Local advanced gastric cancer is eligible for either pre- or post-operative CRT. However, at present, there is no large sample prospective randomized controlled study comparing these two strategies. In some pooled analysis studies, which compared pre- with post-CRT, results were inconsistent. Wong reviewed 16 randomized controlled studies, 3 meta-analyses and 1 practice guideline of preoperative CRT and postoperative CRT for gastric cancer [22]. They concluded that preoperative CRT is a very promising treatment strategy for local advanced gastric cancer. However, the results from SEER database study showed that for stage II patients the death hazard risk of treatment with adjuvant radiotherapy was the lowest. For patients with stage III-IV, there was no significant difference in death hazard risk between the pre- or post-operative radiotherapy strategy [12]. In the Afsaneh study, the results were similar. Twenty-one thousand four hundred and forty-seven cases of gastric cancer included in the NCDB database were divided into three groups: perioperative chemotherapy + operation group, perioperative chemotherapy + operation + adjuvant radiotherapy group and neo-adjuvant radiotherapy + operation + chemotherapy group. The results showed that the overall survival rate of the adjuvant radiotherapy group was the best (P < 0.001) [23]. Our study compared the long-term prognosis of pre- and post-operative radiotherapy patients with PSM statistical method, which could minimize the selection bias between two groups. The results confirmed that preoperative radiotherapy had more advantages in the long-term prognosis.
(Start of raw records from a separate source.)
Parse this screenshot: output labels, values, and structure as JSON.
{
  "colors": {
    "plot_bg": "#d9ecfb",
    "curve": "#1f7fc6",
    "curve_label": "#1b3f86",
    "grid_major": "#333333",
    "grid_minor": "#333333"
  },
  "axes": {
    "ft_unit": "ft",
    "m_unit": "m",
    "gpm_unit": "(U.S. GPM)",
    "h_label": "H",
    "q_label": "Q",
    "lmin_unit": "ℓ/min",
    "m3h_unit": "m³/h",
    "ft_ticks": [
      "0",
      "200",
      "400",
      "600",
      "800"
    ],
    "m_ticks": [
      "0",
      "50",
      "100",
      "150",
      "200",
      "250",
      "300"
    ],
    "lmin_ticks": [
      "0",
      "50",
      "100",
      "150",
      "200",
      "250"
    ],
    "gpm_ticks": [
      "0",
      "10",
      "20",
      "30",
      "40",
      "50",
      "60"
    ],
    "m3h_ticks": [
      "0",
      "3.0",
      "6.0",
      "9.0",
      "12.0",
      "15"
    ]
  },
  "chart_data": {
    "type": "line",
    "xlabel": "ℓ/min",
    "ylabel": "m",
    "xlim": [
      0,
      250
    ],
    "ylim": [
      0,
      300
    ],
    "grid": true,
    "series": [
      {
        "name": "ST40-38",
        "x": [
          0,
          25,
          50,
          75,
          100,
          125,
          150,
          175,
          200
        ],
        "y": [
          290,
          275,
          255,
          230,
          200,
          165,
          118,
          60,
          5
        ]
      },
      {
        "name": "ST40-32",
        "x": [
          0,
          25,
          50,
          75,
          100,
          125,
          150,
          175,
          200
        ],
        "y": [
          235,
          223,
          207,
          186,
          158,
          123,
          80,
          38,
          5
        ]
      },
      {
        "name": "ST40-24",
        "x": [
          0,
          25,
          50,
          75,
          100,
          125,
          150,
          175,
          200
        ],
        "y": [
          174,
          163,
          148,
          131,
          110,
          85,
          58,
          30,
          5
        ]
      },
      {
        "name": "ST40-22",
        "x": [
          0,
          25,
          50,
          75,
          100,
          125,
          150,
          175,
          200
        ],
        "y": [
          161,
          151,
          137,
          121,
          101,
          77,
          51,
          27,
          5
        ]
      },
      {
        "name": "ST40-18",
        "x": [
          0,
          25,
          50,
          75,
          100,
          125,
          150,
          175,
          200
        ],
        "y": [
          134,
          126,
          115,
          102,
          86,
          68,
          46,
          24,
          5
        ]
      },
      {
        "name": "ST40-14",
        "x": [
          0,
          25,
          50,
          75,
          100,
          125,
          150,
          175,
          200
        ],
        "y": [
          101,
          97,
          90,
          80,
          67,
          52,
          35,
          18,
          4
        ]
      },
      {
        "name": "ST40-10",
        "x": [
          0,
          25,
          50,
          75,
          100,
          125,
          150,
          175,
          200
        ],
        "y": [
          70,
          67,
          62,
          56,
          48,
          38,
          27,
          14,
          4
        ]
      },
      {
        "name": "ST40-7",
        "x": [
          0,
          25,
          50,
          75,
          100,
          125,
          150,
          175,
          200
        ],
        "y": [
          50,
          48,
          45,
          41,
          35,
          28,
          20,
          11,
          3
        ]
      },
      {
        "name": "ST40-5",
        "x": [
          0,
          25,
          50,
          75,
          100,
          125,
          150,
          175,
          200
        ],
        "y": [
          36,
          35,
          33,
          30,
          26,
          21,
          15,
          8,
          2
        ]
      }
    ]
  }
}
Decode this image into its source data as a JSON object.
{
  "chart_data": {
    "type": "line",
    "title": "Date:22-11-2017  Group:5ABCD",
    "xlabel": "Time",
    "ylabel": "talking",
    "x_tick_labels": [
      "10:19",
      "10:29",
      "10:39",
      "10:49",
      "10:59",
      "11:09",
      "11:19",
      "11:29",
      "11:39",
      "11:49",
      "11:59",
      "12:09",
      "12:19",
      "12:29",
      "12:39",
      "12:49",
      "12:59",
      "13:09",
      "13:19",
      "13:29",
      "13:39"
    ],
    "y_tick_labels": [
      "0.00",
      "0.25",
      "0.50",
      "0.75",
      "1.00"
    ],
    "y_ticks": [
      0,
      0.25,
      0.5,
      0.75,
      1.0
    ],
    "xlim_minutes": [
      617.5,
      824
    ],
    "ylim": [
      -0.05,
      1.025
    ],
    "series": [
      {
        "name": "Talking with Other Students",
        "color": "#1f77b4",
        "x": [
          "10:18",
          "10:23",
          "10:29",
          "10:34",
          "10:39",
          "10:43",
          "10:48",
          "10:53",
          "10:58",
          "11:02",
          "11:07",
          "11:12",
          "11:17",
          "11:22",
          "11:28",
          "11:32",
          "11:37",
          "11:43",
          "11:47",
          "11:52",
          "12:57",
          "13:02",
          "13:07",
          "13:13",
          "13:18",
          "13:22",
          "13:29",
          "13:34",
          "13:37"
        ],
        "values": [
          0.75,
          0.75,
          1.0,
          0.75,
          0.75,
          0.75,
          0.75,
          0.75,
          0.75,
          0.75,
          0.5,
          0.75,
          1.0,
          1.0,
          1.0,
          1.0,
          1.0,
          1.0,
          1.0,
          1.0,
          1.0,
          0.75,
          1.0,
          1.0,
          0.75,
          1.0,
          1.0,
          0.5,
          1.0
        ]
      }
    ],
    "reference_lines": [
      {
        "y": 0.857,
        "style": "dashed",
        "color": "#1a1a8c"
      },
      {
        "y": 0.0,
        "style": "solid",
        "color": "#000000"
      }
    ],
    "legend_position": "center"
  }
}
The advantages of the preoperative treatment of gastric cancer include an improved R0 resection rate by down-staging, tolerable toxicities and a good long-term prognosis. However, the accuracy of the preoperative clinical staging of gastric cancer, especially the diagnosis of peritoneal metastasis, is challenging the clinical practice. In studies reported by surgeons, the incidence of intra-operative observed peritoneal metastasis could be as high as 30% in imaging diagnosed clinical M0 stage patients [16]. Patients with underestimated staging will progress during preoperative radiotherapy. Therefore, underestimating the clinical stage might be major issue, which may affect the overall prognosis of preoperative treatment modality. In the uni- and multi-variate factor analysis of our study, we found that the surgery was a good prognostic factor for long-term outcomes. And the main reason that patients did not receive surgery was disease progression, most likely caused by the underestimation of staging. After PSM, these patients without operation in pre-CRT group due to paired un-matching was excluded for further survival analysis. This might be the main cause of better DFS in pre-CRT group. Therefore, the accuracy of clinical staging before initial treatment is very important in the subsequent randomized controlled study and clinical practice.
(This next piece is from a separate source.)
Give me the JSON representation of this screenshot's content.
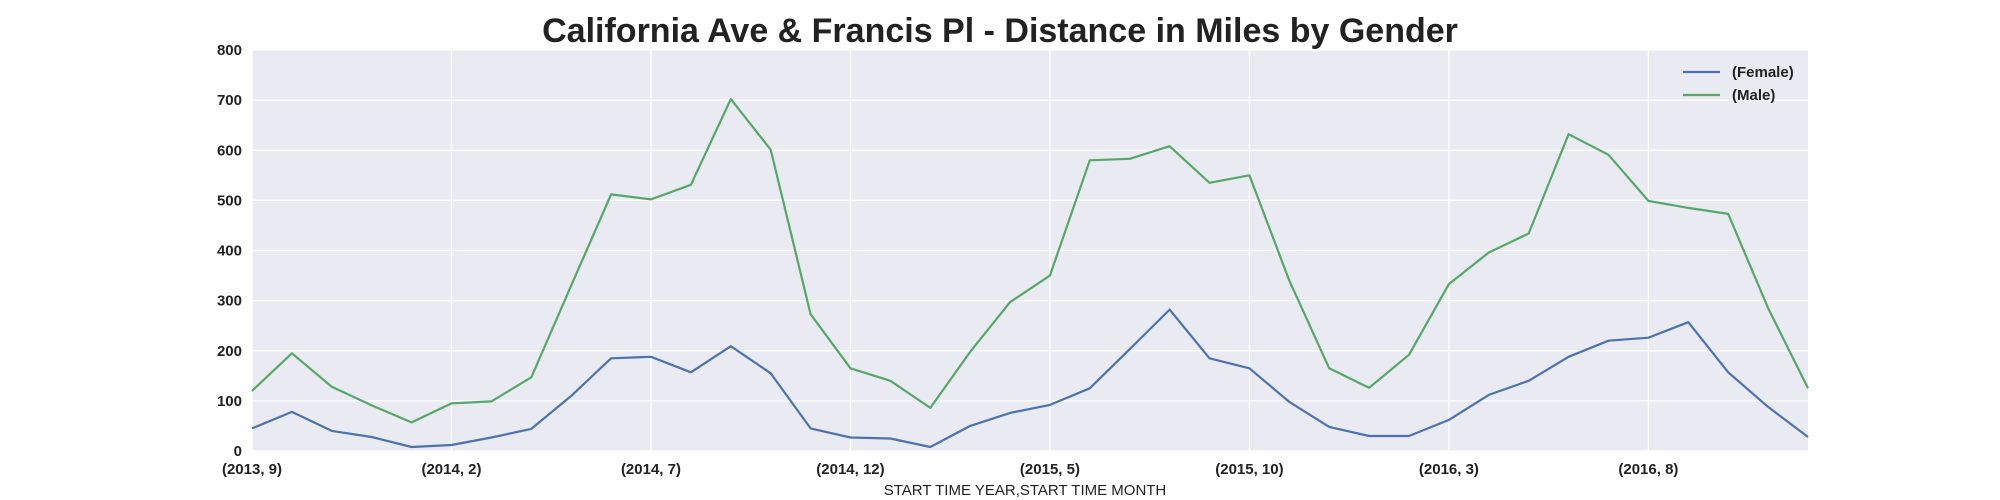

In recent years, total neoadjuvant treatment has become a topic of high interest in the treatment of GI cancer, which can lead to downstaging and pCR [17]. The expected greater opportunity for delivering high-dose chemotherapy in the preoperative setting could theoretically improve the rate of R0 resection of the cancer, and thus increase relapse-free survival. This hypotheses was demonstrated in Stahl’s study. In this study, compared with preoperative chemotherapy, higher pCR, ypN0 and better OS tendency was achieved by chemo-radiotherapy, although the study recruited only 126 patients due to a slow recruiting speed.
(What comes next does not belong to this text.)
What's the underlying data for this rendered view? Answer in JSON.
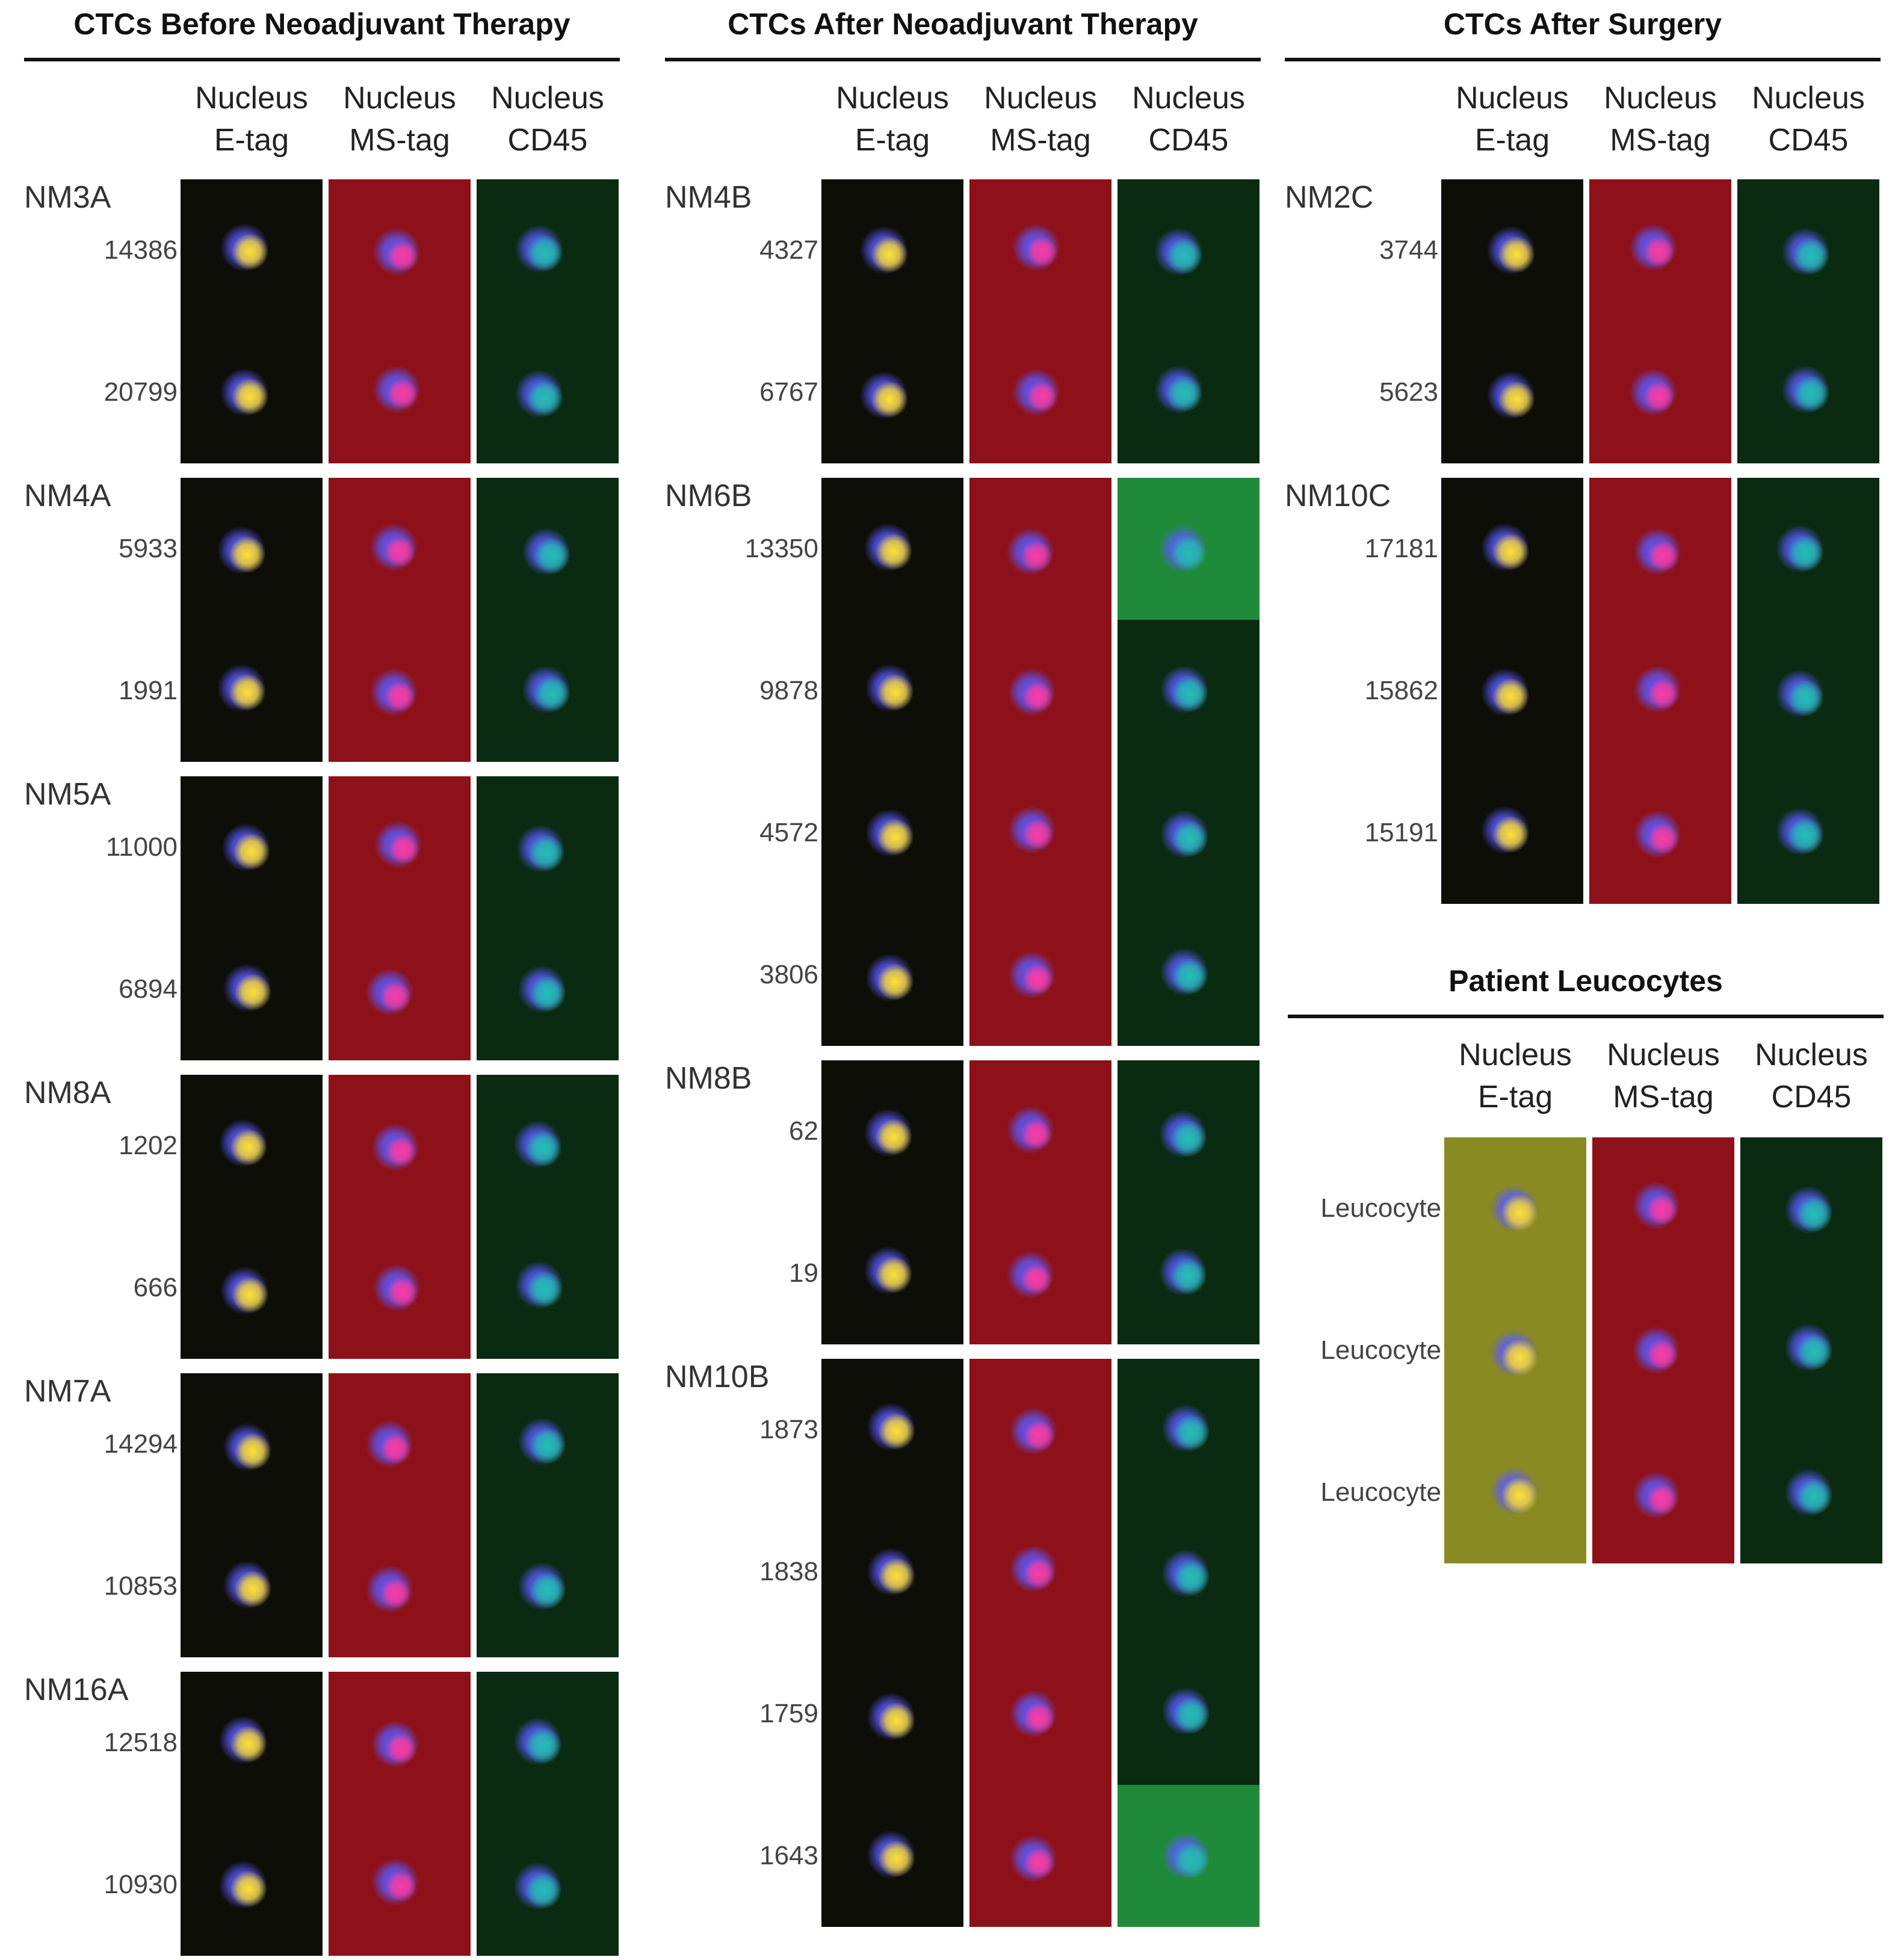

There were some limitations in this study. First, the chemotherapy regimen and cycles were not detailed enough to evaluate the perioperative chemotherapy intensity of all patients, which might have influenced the long-term prognosis. Second, gastric cancer is highly heterogeneous. There were limited clinical and pathological factors that might be related to prognosis that were analysed in this study. Third, although the data come from two centers, the sample size was still not large enough, which might lead to biased results.

In conclusion, preoperative chemo-radiotherapy may have better long-term outcomes for locally advanced gastric cancer, compared with post-operative chemo-radiotherapy. Despite these encouraging results, further prospective randomized studies should be conducted.